Before I even started school, I remember annoying my grandmother, mother and father because they thought I asked too many questions.
“Curiosity killed the cat” was one of the many proverbs my grandmother delighted in repeating to me, every time I poked my head into something new, or asked “Why?” It silenced me, as I was upset by the idea of “killing cats.”
My mother, too, after endless “Why?” questions, in frustration would sigh, “Because I said so” or “’Y’ is a crooked letter that can’t be made straight.” I had to pause to think hard about trying to straighten the letter “Y” and wouldn’t dare ask, “Why does it need to be straightened?”
Even my father would tell me, “Mind your p’s and q’s.” I couldn’t fathom that one.
Curiosity and Love of Learning Energize Me
In spite of these early reprimands, it seems my curiosity, love of learning, and desire to seek out new ideas have been my constant guides. These days, whenever I am in a new territory, I am called to go further to explore what’s around the corner, over the hill, or beyond the horizon.
I am truly satisfied when I discover for myself what I can learn and what new ideas come up that stimulate possibility-thinking and what-if scenarios.
After all these years, I know now that curiosity, love of learning, collecting ideas, and seeing the big picture are my best attributes, or my signature strengths. I know I am most satisfied when I am playing or working to these strengths.
Our Weaknesses Attract More Attention and Investment
It’s a relatively new, and thankfully a growing trend, to focus on and develop strengths. Yet, the old paradigm of ‘overcome weaknesses first’ is played out every day in most of our homes, our schools, our institutions, and our places of work and worship.

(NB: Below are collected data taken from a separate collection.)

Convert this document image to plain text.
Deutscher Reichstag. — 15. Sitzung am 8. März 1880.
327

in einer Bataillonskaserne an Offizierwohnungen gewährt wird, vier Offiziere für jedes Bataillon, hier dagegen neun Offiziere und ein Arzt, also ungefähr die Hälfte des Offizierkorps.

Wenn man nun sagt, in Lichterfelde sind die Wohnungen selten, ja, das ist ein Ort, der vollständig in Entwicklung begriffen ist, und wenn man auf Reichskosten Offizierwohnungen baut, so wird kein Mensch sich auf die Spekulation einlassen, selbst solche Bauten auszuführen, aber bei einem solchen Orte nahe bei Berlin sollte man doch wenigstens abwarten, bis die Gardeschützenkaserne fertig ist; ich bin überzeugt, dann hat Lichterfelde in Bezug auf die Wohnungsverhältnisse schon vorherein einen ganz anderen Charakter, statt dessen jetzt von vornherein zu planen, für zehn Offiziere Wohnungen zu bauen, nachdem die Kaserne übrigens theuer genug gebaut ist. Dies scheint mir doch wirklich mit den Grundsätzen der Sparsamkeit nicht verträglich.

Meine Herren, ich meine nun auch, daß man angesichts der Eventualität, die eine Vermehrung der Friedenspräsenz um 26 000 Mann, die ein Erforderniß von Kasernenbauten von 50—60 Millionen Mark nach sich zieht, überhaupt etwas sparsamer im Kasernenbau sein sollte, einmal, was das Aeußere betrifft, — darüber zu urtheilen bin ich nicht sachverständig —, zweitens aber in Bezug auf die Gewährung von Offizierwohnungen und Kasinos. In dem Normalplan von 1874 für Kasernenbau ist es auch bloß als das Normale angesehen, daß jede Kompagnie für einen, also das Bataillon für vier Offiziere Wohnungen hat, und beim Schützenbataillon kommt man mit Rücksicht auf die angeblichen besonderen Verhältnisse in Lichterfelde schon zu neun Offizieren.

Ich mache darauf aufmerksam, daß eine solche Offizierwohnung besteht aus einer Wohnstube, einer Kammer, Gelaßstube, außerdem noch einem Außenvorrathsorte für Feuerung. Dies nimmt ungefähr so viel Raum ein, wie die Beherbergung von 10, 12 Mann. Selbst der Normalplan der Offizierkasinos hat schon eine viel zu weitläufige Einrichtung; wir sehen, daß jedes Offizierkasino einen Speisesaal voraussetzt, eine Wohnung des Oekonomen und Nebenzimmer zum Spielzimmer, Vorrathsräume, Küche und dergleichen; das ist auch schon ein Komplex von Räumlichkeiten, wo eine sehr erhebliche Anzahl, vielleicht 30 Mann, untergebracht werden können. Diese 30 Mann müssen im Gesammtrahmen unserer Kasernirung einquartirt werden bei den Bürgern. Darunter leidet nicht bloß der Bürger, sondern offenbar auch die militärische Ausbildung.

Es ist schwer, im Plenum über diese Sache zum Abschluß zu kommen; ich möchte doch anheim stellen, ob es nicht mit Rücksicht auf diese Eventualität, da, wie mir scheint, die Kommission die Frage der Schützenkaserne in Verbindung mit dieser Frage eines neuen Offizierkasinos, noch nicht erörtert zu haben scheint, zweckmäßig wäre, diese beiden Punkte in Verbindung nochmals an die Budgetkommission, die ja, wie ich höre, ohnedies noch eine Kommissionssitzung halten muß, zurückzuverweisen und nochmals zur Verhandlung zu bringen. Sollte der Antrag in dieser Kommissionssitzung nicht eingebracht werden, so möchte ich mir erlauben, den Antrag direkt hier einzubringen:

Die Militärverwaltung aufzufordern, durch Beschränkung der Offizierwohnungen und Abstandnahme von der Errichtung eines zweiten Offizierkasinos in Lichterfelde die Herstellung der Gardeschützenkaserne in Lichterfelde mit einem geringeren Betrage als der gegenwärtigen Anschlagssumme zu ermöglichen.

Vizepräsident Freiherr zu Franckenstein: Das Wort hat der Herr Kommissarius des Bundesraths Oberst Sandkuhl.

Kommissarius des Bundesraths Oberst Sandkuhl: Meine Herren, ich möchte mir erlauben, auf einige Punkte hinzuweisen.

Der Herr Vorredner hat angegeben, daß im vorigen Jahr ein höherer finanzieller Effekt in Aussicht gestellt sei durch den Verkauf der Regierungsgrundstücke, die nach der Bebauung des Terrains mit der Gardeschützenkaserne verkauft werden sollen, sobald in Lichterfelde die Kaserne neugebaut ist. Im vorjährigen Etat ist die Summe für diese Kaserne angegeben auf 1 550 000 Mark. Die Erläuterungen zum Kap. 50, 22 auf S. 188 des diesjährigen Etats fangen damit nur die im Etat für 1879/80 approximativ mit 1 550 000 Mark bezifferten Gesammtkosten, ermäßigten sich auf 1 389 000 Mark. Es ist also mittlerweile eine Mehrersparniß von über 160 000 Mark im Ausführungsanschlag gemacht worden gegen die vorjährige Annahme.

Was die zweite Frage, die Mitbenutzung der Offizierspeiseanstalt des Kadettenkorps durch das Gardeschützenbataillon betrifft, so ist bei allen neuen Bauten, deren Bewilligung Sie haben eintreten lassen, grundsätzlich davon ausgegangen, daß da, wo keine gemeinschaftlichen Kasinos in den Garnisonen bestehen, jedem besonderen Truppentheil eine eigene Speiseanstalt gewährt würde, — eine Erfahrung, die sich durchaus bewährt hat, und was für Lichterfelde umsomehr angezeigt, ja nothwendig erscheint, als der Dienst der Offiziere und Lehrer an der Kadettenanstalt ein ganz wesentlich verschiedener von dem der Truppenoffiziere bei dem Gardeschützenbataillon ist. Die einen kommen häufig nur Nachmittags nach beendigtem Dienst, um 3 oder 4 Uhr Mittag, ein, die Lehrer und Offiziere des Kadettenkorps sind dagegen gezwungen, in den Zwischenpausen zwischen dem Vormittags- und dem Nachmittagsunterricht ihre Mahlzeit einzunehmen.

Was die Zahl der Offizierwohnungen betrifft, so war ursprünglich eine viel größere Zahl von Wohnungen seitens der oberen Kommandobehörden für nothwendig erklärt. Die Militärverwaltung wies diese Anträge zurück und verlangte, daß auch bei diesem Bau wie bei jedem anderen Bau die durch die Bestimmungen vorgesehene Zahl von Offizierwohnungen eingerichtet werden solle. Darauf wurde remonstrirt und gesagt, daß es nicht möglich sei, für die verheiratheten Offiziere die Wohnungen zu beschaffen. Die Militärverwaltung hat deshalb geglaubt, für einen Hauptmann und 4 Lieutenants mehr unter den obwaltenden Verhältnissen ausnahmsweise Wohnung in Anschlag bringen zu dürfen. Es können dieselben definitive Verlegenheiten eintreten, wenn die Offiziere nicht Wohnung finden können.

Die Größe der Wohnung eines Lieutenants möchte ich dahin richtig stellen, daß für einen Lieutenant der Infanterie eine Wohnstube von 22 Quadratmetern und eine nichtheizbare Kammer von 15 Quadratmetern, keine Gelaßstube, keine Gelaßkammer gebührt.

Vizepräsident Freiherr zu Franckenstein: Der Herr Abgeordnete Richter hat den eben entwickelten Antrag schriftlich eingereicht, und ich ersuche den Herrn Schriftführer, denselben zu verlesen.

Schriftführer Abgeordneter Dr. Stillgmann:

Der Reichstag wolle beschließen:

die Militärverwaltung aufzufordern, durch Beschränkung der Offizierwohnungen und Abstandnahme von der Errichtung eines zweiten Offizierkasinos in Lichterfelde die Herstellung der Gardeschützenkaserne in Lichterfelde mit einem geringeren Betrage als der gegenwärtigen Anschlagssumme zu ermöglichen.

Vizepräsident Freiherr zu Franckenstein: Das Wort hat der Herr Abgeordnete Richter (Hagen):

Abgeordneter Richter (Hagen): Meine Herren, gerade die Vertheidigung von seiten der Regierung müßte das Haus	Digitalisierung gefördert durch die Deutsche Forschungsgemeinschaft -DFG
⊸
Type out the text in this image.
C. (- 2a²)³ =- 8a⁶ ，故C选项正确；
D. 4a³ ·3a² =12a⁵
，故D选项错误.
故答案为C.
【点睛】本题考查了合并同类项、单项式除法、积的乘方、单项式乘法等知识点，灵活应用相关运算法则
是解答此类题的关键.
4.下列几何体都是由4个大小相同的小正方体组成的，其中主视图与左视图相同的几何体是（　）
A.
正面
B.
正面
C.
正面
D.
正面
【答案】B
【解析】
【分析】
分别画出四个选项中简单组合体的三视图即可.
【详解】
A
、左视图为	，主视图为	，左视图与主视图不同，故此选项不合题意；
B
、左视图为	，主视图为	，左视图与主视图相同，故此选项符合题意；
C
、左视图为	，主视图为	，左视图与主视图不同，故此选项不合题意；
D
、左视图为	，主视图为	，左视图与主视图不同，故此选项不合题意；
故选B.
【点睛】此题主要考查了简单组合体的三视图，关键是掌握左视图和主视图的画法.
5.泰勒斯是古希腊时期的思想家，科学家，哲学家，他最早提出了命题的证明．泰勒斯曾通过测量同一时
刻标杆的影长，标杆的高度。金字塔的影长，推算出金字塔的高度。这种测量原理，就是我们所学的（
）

The behaviors, the processes, the decisions that are weak or problematic in some way, are the first to grab attention. You focus on the things that “need fixing.” What happens as a result is those behaviors, thoughts, feelings, decisions, and processes that are working well and bring you successes don’t attract the same attention or the investment of resources.
Do you think it’s a fair generalization to say that you invest energy, money, time, intellect, and emotion into things that don’t work for you more than you put energies into those things that will give you an easier and a much-better return for your efforts and investments?
The Task of Leadership
Key question: Are you better off investing in and developing strengths? – defined as innate talents that can be more easily and speedily developed – than dealing with weaknesses that can be worked around and will take more effort, time and resources and always be a struggle?
The late management and leadership guru, Peter Drucker’s quote is relevant more than ever:
“The task of leadership is to create an alignment of strengths, making our weaknesses irrelevant.”
Strength-based approaches to human and organization development and positive psychology, defined as the study of strengths, excellence, resilience, and optimal functioning in general, focus on people’s talents and gifts.
Your talents and gifts are your strengths. When people are performing in roles in which they play to their strengths, studies show that performance and satisfaction increase, productivity improves, and they have greater chance at achieving their full potential. That’s from the book Now, Discover your Strengths, by Buckingham & Clifton (2001).
This is a radical departure from the long-held view that to help someone perform at his or her best, you work on improving the person’s weaknesses. This view is evidenced by the fact that in 2001 only 20 percent of employees in companies across the globe feel their strengths are in play on a daily basis or “have the opportunity to do their best work”. Good news is, in 2014, that statstic has jumped to an average of 30%.
Are you helping grow that statistic? I sure hope so. I know as an agent for positive change, I am.